There is no dispute that there is a substantial probability that serious physical harm could result from this violation. In order to establish a serious violation the Division must prove that the employer had knowledge or with reasonable diligence could have known of the violative condition. (Labor Code § 6432(a).)5 Here, Employer’s policy admittedly permits employees to move about the wall freely until they are engaged in a work activity at which time they are required to be tied-off when they are more than six feet above the ground.

Employer’s policy of not requiring employees to tie-off while moving from one location to another exposed the workers to a danger of falling and may not be used to alleviate its statutory responsibility of providing a safe place of employment. Similarly, it cannot be the basis of avoiding a serious classification. We find that the violation was properly classified as serious.

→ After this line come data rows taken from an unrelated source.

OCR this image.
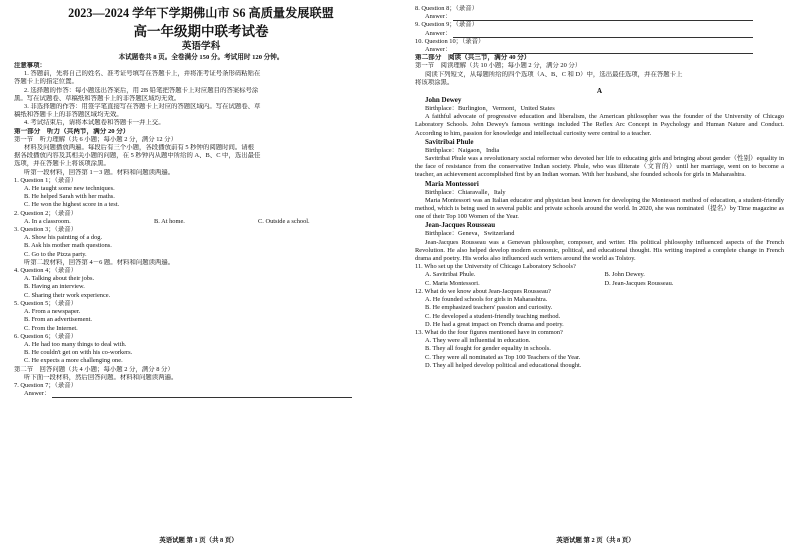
2023—2024 学年下学期佛山市 S6 高质量发展联盟
高一年级期中联考试卷
英语学科
本试题卷共 8 页。全卷满分 150 分。考试用时 120 分钟。
注意事项：
1. 答题前，先将自己的姓名、准考证号填写在答题卡上，并将准考证号条形码粘贴在
答题卡上的指定位置。
2. 选择题的作答：每小题选出答案后，用 2B 铅笔把答题卡上对应题目的答案标号涂
黑。写在试题卷、草稿纸和答题卡上的非答题区域均无效。
3. 非选择题的作答：用签字笔直接写在答题卡上对应的答题区域内。写在试题卷、草
稿纸和答题卡上的非答题区域均无效。
4. 考试结束后，请将本试题卷和答题卡一并上交。
第一部分　听力（共两节，满分 20 分）
第一节　听力理解（共 6 小题；每小题 2 分，满分 12 分）
材料及问题播放两遍。每段后有三个小题，各段播放前有 5 秒钟的阅题时间。请根
据各段播放内容及其相关小题的问题，在 5 秒钟内从题中所给的 A、B、C 中，选出最佳
选项，并在答题卡上将该项涂黑。
听第一段材料，回答第 1－3 题。材料和问题读两遍。
1. Question 1；（录音）
A. He taught some new techniques.
B. He helped Sarah with her maths.
C. He won the highest score in a test.
2. Question 2；（录音）
A. In a classroom.	B. At home.	C. Outside a school.
3. Question 3；（录音）
A. Show his painting of a dog.
B. Ask his mother math questions.
C. Go to the Pizza party.
听第二段材料，回答第 4－6 题。材料和问题读两遍。
4. Question 4；（录音）
A. Talking about their jobs.
B. Having an interview.
C. Sharing their work experience.
5. Question 5；（录音）
A. From a newspaper.
B. From an advertisement.
C. From the Internet.
6. Question 6；（录音）
A. He had too many things to deal with.
B. He couldn't get on with his co-workers.
C. He expects a more challenging one.
第二节　回答问题（共 4 小题；每小题 2 分，满分 8 分）
听下面一段材料，然后回答问题。材料和问题读两遍。
7. Question 7；（录音）
Answer：
英语试题 第 1 页（共 8 页）
8. Question 8；（录音）
Answer：
9. Question 9；（录音）
Answer：
10. Question 10；（录音）
Answer：
第二部分　阅读（共三节，满分 40 分）
第一节　阅读理解（共 10 小题；每小题 2 分，满分 20 分）
阅读下列短文，从每题所给的四个选项（A、B、C 和 D）中，选出最佳选项，并在答题卡上
将该项涂黑。
A
John Dewey
Birthplace：Burlington，Vermont，United States
A faithful advocate of progressive education and liberalism, the American philosopher was the founder of the University of Chicago Laboratory Schools. John Dewey's famous writings included The Reflex Arc Concept in Psychology and Human Nature and Conduct. According to him, passion for knowledge and intellectual curiosity were central to a teacher.
Savitribai Phule
Birthplace：Naigaon，India
Savitribai Phule was a revolutionary social reformer who devoted her life to educating girls and bringing about gender（性别）equality in the face of resistance from the conservative Indian society. Phule, who was illiterate（文盲的）until her marriage, went on to become a teacher, an achievement accomplished first by an Indian woman. With her husband, she founded schools for girls in Maharashtra.
Maria Montessori
Birthplace：Chiaravalle，Italy
Maria Montessori was an Italian educator and physician best known for developing the Montessori method of education, a student-friendly method, which is being used in several public and private schools around the world. In 2020, she was nominated（提名）by Time magazine as one of their Top 100 Women of the Year.
Jean-Jacques Rousseau
Birthplace：Geneva，Switzerland
Jean-Jacques Rousseau was a Genevan philosopher, composer, and writer. His political philosophy influenced aspects of the French Revolution. He also helped develop modern economic, political, and educational thought. His writing inspired a complete change in French drama and poetry. His works also influenced such writers around the world as Tolstoy.
11. Who set up the University of Chicago Laboratory Schools?
A. Savitribai Phule.	B. John Dewey.
C. Maria Montessori.	D. Jean-Jacques Rousseau.
12. What do we know about Jean-Jacques Rousseau?
A. He founded schools for girls in Maharashtra.
B. He emphasized teachers' passion and curiosity.
C. He developed a student-friendly teaching method.
D. He had a great impact on French drama and poetry.
13. What do the four figures mentioned have in common?
A. They were all influential in education.
B. They all fought for gender equality in schools.
C. They were all nominated as Top 100 Teachers of the Year.
D. They all helped develop political and educational thought.
英语试题 第 2 页（共 8 页）
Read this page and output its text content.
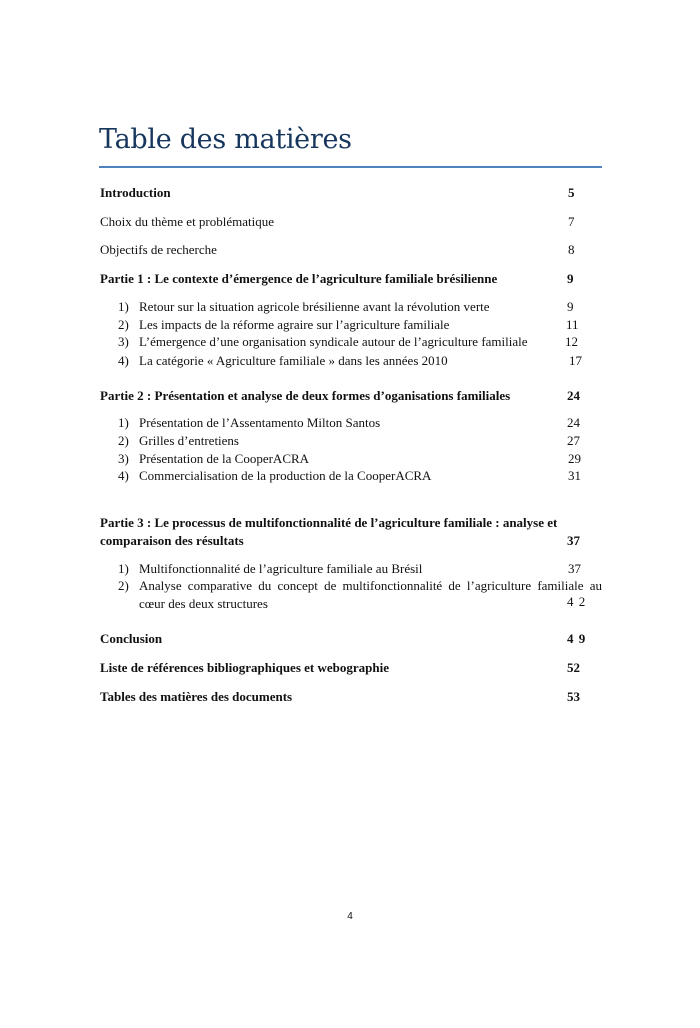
Table des matières
Introduction	5
Choix du thème et problématique	7
Objectifs de recherche	8
Partie 1 : Le contexte d’émergence de l’agriculture familiale brésilienne	9
1) Retour sur la situation agricole brésilienne avant la révolution verte	9
2) Les impacts de la réforme agraire sur l’agriculture familiale	11
3) L’émergence d’une organisation syndicale autour de l’agriculture familiale	12
4) La catégorie « Agriculture familiale » dans les années 2010	17
Partie 2 : Présentation et analyse de deux formes d’oganisations familiales	24
1) Présentation de l’Assentamento Milton Santos	24
2) Grilles d’entretiens	27
3) Présentation de la CooperACRA	29
4) Commercialisation de la production de la CooperACRA	31
Partie 3 : Le processus de multifonctionnalité de l’agriculture familiale : analyse et
comparaison des résultats	37
1) Multifonctionnalité de l’agriculture familiale au Brésil	37
2) Analyse comparative du concept de multifonctionnalité de l’agriculture familiale au
cœur des deux structures	4 2
Conclusion	4 9
Liste de références bibliographiques et webographie	52
Tables des matières des documents	53
4
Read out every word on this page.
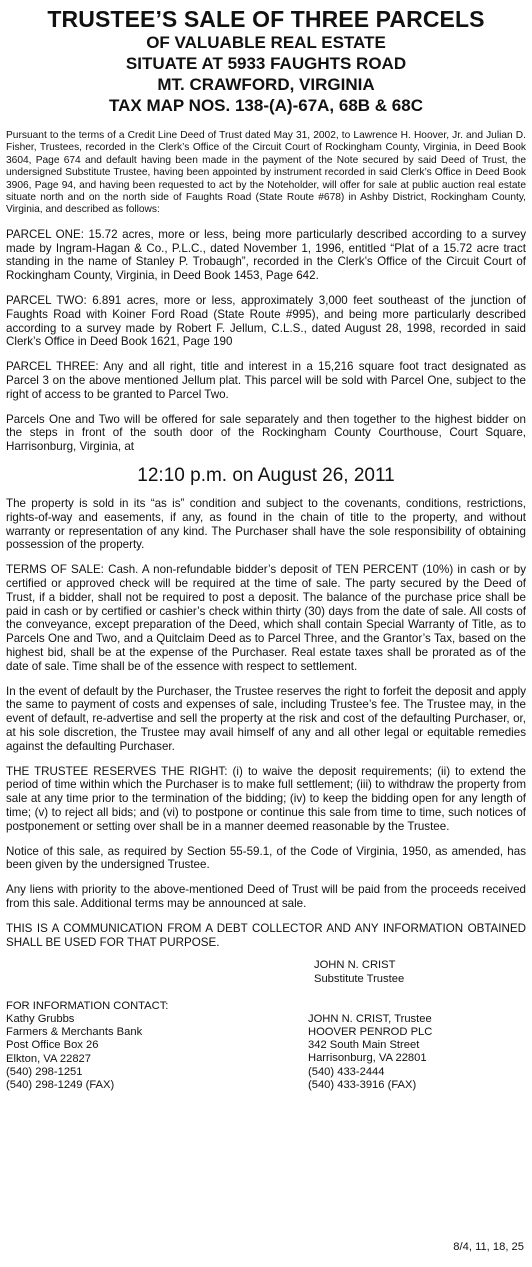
TRUSTEE’S SALE OF THREE PARCELS
OF VALUABLE REAL ESTATE
SITUATE AT 5933 FAUGHTS ROAD
MT. CRAWFORD, VIRGINIA
TAX MAP NOS. 138-(A)-67A, 68B & 68C

Pursuant to the terms of a Credit Line Deed of Trust dated May 31, 2002, to Lawrence H. Hoover, Jr. and Julian D. Fisher, Trustees, recorded in the Clerk’s Office of the Circuit Court of Rockingham County, Virginia, in Deed Book 3604, Page 674 and default having been made in the payment of the Note secured by said Deed of Trust, the undersigned Substitute Trustee, having been appointed by instrument recorded in said Clerk’s Office in Deed Book 3906, Page 94, and having been requested to act by the Noteholder, will offer for sale at public auction real estate situate north and on the north side of Faughts Road (State Route #678) in Ashby District, Rockingham County, Virginia, and described as follows:

PARCEL ONE: 15.72 acres, more or less, being more particularly described according to a survey made by Ingram-Hagan & Co., P.L.C., dated November 1, 1996, entitled “Plat of a 15.72 acre tract standing in the name of Stanley P. Trobaugh”, recorded in the Clerk’s Office of the Circuit Court of Rockingham County, Virginia, in Deed Book 1453, Page 642.

PARCEL TWO: 6.891 acres, more or less, approximately 3,000 feet southeast of the junction of Faughts Road with Koiner Ford Road (State Route #995), and being more particularly described according to a survey made by Robert F. Jellum, C.L.S., dated August 28, 1998, recorded in said Clerk’s Office in Deed Book 1621, Page 190

PARCEL THREE: Any and all right, title and interest in a 15,216 square foot tract designated as Parcel 3 on the above mentioned Jellum plat. This parcel will be sold with Parcel One, subject to the right of access to be granted to Parcel Two.

Parcels One and Two will be offered for sale separately and then together to the highest bidder on the steps in front of the south door of the Rockingham County Courthouse, Court Square, Harrisonburg, Virginia, at

12:10 p.m. on August 26, 2011

The property is sold in its “as is” condition and subject to the covenants, conditions, restrictions, rights-of-way and easements, if any, as found in the chain of title to the property, and without warranty or representation of any kind. The Purchaser shall have the sole responsibility of obtaining possession of the property.

TERMS OF SALE: Cash. A non-refundable bidder’s deposit of TEN PERCENT (10%) in cash or by certified or approved check will be required at the time of sale. The party secured by the Deed of Trust, if a bidder, shall not be required to post a deposit. The balance of the purchase price shall be paid in cash or by certified or cashier’s check within thirty (30) days from the date of sale. All costs of the conveyance, except preparation of the Deed, which shall contain Special Warranty of Title, as to Parcels One and Two, and a Quitclaim Deed as to Parcel Three, and the Grantor’s Tax, based on the highest bid, shall be at the expense of the Purchaser. Real estate taxes shall be prorated as of the date of sale. Time shall be of the essence with respect to settlement.

In the event of default by the Purchaser, the Trustee reserves the right to forfeit the deposit and apply the same to payment of costs and expenses of sale, including Trustee’s fee. The Trustee may, in the event of default, re-advertise and sell the property at the risk and cost of the defaulting Purchaser, or, at his sole discretion, the Trustee may avail himself of any and all other legal or equitable remedies against the defaulting Purchaser.

THE TRUSTEE RESERVES THE RIGHT: (i) to waive the deposit requirements; (ii) to extend the period of time within which the Purchaser is to make full settlement; (iii) to withdraw the property from sale at any time prior to the termination of the bidding; (iv) to keep the bidding open for any length of time; (v) to reject all bids; and (vi) to postpone or continue this sale from time to time, such notices of postponement or setting over shall be in a manner deemed reasonable by the Trustee.

Notice of this sale, as required by Section 55-59.1, of the Code of Virginia, 1950, as amended, has been given by the undersigned Trustee.

Any liens with priority to the above-mentioned Deed of Trust will be paid from the proceeds received from this sale. Additional terms may be announced at sale.

THIS IS A COMMUNICATION FROM A DEBT COLLECTOR AND ANY INFORMATION OBTAINED SHALL BE USED FOR THAT PURPOSE.
JOHN N. CRIST
Substitute Trustee
FOR INFORMATION CONTACT:
Kathy Grubbs
Farmers & Merchants Bank
Post Office Box 26
Elkton, VA 22827
(540) 298-1251
(540) 298-1249 (FAX)
JOHN N. CRIST, Trustee
HOOVER PENROD PLC
342 South Main Street
Harrisonburg, VA 22801
(540) 433-2444
(540) 433-3916 (FAX)
8/4, 11, 18, 25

The Board affirms the ALJ’s decision finding a serious violation of section 1670(f) and the assessment of a $5,000 civil penalty.


FILED ON: March 8, 2002

1 Unless otherwise specified, all section references are to Title 8, California Code of Regulations.
2 A wedge is a piece of wood, metal, or other hard material, thick at one end and tapering to a thin edge at the other. Harris, Dictionary of Architecture and Construction, 1975 p. 539. Here it was used as a means for lining up the panels that made up the wall.
3 Subsection (f) was renumbered subsection (e); 2000 Reg. No.47, 11/24/2000.
4 Structure is defined in relevant part in section 1504 as “any piece of work artificially built up or composed of parts joined together in some definite manner.”
5 On 1/1/2000, the second part of Labor Code section 6432 renumbered to section 6432(c) and the burden of proof was placed upon the employer. Section 6432(c) now reads: “Notwithstanding subdivision (a), a serious violation shall not be deemed to exist if the employer can demonstrate that it did not, and could not with the exercise of reasonable diligence, know of the presence of the violation.”